2. Choose appropriate sources and explain tradeoffs if multiple options exist.
3. Write queries that are performant and cost-conscious for the target system.
4. Produce both **results** and a **re-runnable query artifact** (SQL, API call, notebook, or dashboard link).
## Required artifacts
- Query text (SQL, DSL, or API request) checked into the appropriate repo or folder.
- A short **analysis summary** capturing methodology, assumptions, and caveats.
- Links to any **dashboards, notebooks, or reports** created.
## Implementation checklist
1. Clarify the business question, time range, and filters.
2. Identify the best data source(s) based on freshness, completeness, and governance.

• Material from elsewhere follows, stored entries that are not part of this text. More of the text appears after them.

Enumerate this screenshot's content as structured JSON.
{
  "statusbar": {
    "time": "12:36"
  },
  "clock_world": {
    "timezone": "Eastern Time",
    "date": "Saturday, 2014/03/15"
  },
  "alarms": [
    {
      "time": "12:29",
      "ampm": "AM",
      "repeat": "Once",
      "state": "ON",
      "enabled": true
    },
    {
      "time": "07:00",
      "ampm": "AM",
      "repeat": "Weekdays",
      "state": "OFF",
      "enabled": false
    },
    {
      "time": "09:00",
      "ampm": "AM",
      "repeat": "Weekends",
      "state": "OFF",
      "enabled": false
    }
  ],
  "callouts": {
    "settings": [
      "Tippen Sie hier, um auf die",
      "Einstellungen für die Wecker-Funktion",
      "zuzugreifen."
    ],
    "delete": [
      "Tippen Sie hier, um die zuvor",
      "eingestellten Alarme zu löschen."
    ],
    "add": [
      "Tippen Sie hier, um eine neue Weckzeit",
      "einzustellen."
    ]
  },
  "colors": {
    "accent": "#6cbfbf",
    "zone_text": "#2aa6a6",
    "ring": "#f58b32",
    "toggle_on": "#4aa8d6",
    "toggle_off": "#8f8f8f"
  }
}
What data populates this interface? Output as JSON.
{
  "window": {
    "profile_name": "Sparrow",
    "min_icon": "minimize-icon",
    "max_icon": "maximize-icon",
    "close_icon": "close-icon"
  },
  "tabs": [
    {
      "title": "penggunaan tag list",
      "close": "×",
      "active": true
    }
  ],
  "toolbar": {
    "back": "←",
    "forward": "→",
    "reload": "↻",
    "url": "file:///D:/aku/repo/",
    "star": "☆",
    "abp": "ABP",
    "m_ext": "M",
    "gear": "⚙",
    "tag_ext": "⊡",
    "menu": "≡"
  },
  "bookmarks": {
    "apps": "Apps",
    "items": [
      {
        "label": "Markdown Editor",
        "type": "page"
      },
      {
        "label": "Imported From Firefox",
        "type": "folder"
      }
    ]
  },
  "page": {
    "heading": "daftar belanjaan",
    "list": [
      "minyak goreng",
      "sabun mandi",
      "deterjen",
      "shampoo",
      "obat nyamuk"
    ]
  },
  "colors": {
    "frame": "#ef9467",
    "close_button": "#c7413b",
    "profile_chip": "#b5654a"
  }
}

3. Draft the query, validate it on a limited time window or sample.
4. Check for joins, filters, and aggregations that could distort the answer; fix as needed.
5. Save the query in the approved location with a descriptive name.
6. Capture results and summarize key findings and limitations.
## Verification
Use whatever validation mechanisms exist for your data stack, for example:
- `dbt test` in the relevant project
- Unit or regression tests for custom metrics or transformations
- Manual spot checks against known benchmarks or historical reports
The skill is complete when:
- The query runs successfully within acceptable time and cost bounds.
- Results match expectations or known reference points (within reasonable tolerance).
- The query and results are documented enough for another engineer or analyst to reuse.
## Safety and escalation
- If the query touches **sensitive or regulated data**, confirm that the destination (PR, doc, ticket) is an approved location before including any sample rows.
- If you identify data quality issues, file or update a data-quality ticket and call them out prominently in the analysis summary.